### Data Preparation

In [33]:
# Loading the necessary libraries

import os
import pandas as pd
import uuid
import librosa
import numpy as np


In [34]:
# Extracting emotions and placing it in its column

def extract_emotion(file_name):
    parts = file_name.split('_')
    emotion = parts[-1].split('.')[0]
    return emotion

def create_emotional_dataframe(folder_path):
    data = []
    for file_name in os.listdir(folder_path):
        emotion = extract_emotion(file_name)
        unique_id = f"{emotion}_{str(uuid.uuid4())[:8]}"
        file_path = os.path.join(folder_path, file_name)
        data.append({'ID': unique_id, 'File Name': file_name, 'Emotion': emotion, 'File Path': file_path})
        
    return pd.DataFrame(data)

folder_path_wav = r'dataverse_files'

emotion_df_wav = create_emotional_dataframe(folder_path_wav)

# Display the DataFrame
emotion_df_wav.head(10)

Unnamed: 0,ID,File Name,Emotion,File Path
0,angry_bcbcf8a2,OAF_back_angry.wav,angry,dataverse_files\OAF_back_angry.wav
1,disgust_52cdd1b9,OAF_back_disgust.wav,disgust,dataverse_files\OAF_back_disgust.wav
2,fear_adacc67f,OAF_back_fear.wav,fear,dataverse_files\OAF_back_fear.wav
3,happy_5d47cbfb,OAF_back_happy.wav,happy,dataverse_files\OAF_back_happy.wav
4,neutral_13dc91d7,OAF_back_neutral.wav,neutral,dataverse_files\OAF_back_neutral.wav
5,ps_cb173731,OAF_back_ps.wav,ps,dataverse_files\OAF_back_ps.wav
6,sad_0585a8cc,OAF_back_sad.wav,sad,dataverse_files\OAF_back_sad.wav
7,angry_9271fd76,OAF_bar_angry.wav,angry,dataverse_files\OAF_bar_angry.wav
8,disgust_f8c0ebfb,OAF_bar_disgust.wav,disgust,dataverse_files\OAF_bar_disgust.wav
9,fear_42e1a9de,OAF_bar_fear.wav,fear,dataverse_files\OAF_bar_fear.wav


In [35]:
def extract_features(file_path):
    # Load audio file
    y, sr = librosa.load(file_path, sr=None)
    
    # Extract MFCCs (Mel-Frequency Cepstral Coefficients)
    mfccs = librosa.feature.mfcc(y=y, sr=sr, n_mfcc=13)
    
    # Calculate pitch
    pitches, magnitudes = librosa.piptrack(y=y, sr=sr)
    pitch = np.mean(pitches)
    
    # Calculate energy
    energy = np.mean(librosa.feature.rms(y=y))
    
    # Calculate spectral features
    spectral_centroid = np.mean(librosa.feature.spectral_centroid(y=y, sr=sr))
    spectral_bandwidth = np.mean(librosa.feature.spectral_bandwidth(y=y, sr=sr))
    spectral_contrast = np.mean(librosa.feature.spectral_contrast(y=y, sr=sr))
    
    return mfccs, pitch, energy, spectral_centroid, spectral_bandwidth, spectral_contrast

In [36]:
audio_features = []
max_length = 0  # Track the maximum length of MFCC arrays

for file_path in emotion_df_wav['File Path']:
    mfccs, pitch, energy, spectral_centroid, spectral_bandwidth, spectral_contrast = extract_features(file_path)
    
    # Flatten MFCCs to ensure consistent shape
    mfccs_flat = mfccs.flatten()
    
    # Update max_length if necessary
    max_length = max(max_length, mfccs_flat.shape[0])
    
    # Combine all other features into a single 1D array
    features_combined = np.hstack((mfccs_flat, pitch, energy, spectral_centroid, spectral_bandwidth, spectral_contrast))
    
    audio_features.append(features_combined)

In [37]:
# Pad MFCC arrays to ensure consistent shapes
max_length = max(len(features) for features in audio_features)
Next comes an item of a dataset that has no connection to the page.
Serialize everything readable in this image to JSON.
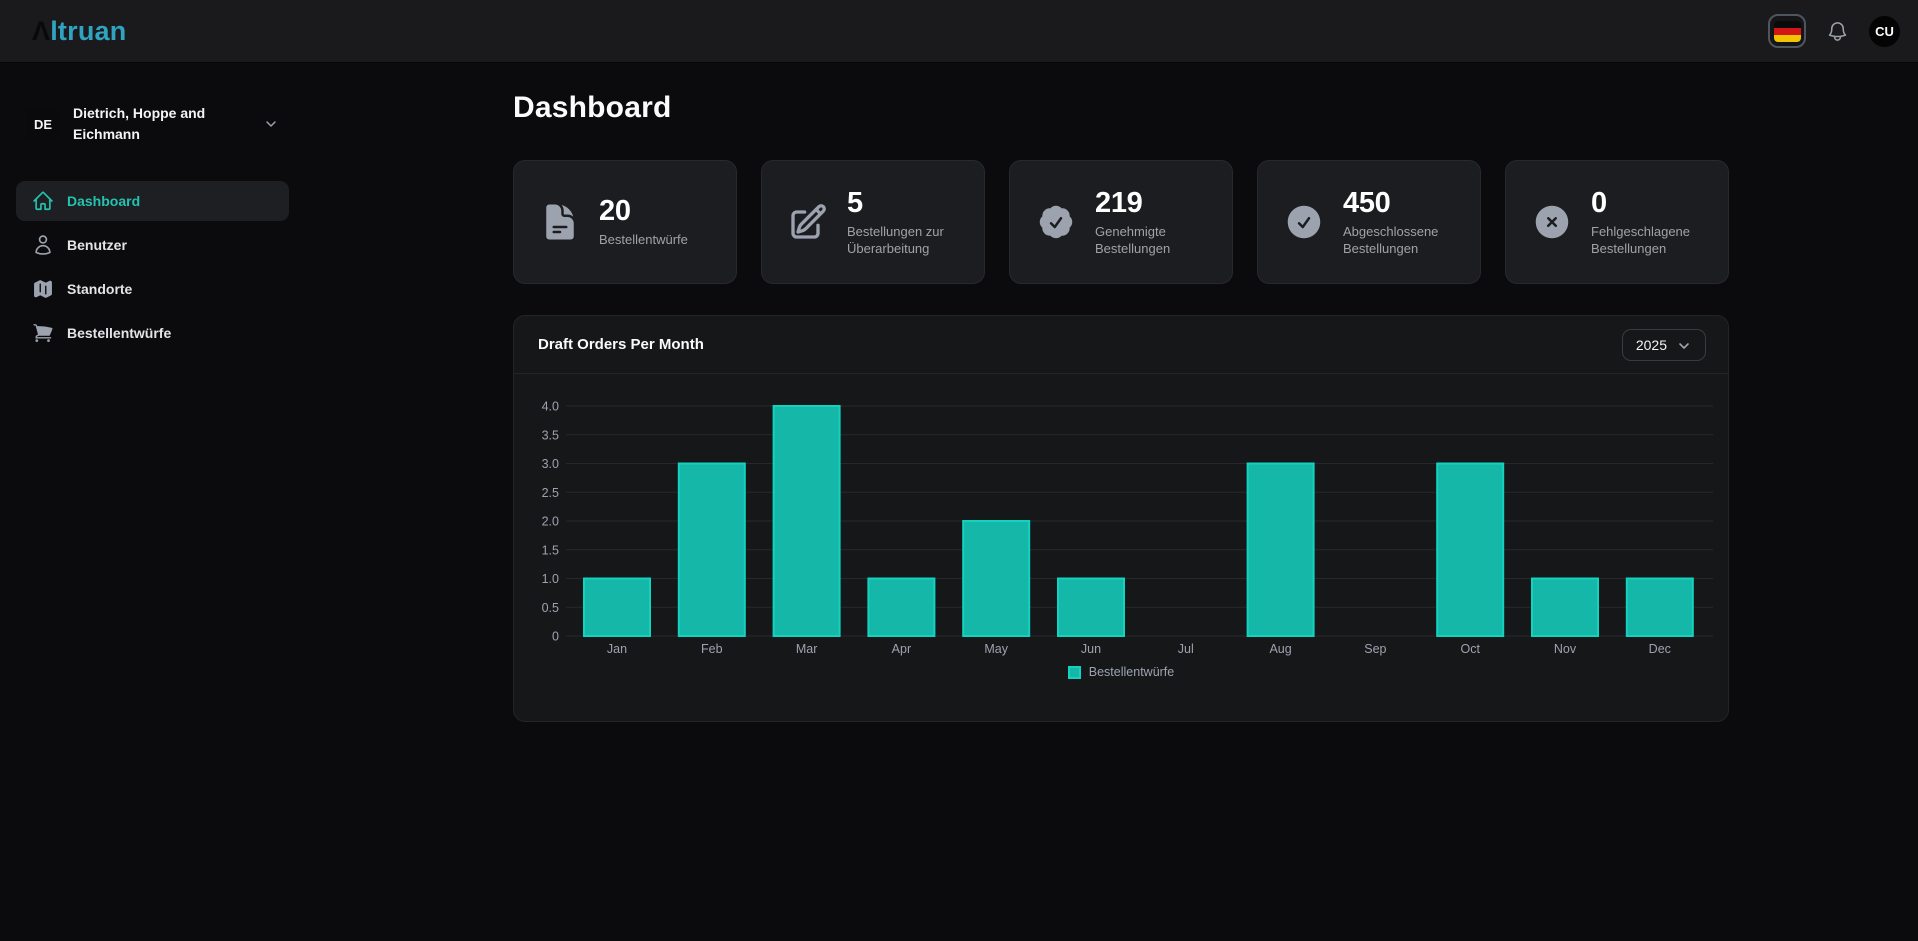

padded_audio_features = []
for features in audio_features:
    # Calculate the amount of padding needed
    padding_width = max_length - len(features)
    # Pad the features array with zeros to match the maximum length
    padded_features = np.pad(features, ((0, padding_width)), mode='constant')
    padded_audio_features.append(padded_features)

# Convert the list of arrays to a 2D NumPy array
padded_audio_features_array = np.array(padded_audio_features)

print(padded_audio_features_array.shape)  # Display the shape of the padded array
print(padded_audio_features_array[:5])     # Display the first 5 elements of the padded array


(2800, 3697)
[[-616.8069458  -572.98529053 -487.13040161 ...    0.
     0.            0.        ]
 [-686.6395874  -612.41943359 -562.41546631 ...    0.
     0.            0.        ]
 [-675.70111084 -673.92712402 -634.75012207 ...    0.
     0.            0.        ]
 [-544.85992432 -491.78671265 -463.30151367 ...    0.
     0.            0.        ]
 [-765.62237549 -760.74121094 -764.26812744 ...    0.
     0.            0.        ]]


In [38]:
from sklearn.model_selection import train_test_split

# Split the data into training and temporary sets
train_data, temp_data = train_test_split(padded_audio_features_array, test_size=0.2, random_state=42)

# Further split the temporary data into validation and testing sets
validation_data, test_data = train_test_split(temp_data, test_size=0.5, random_state=42)

# Display the shapes of the datasets
print("Training data shape:", train_data.shape)
print("Validation data shape:", validation_data.shape)
print("Testing data shape:", test_data.shape)


Training data shape: (2240, 3697)
Validation data shape: (280, 3697)
Testing data shape: (280, 3697)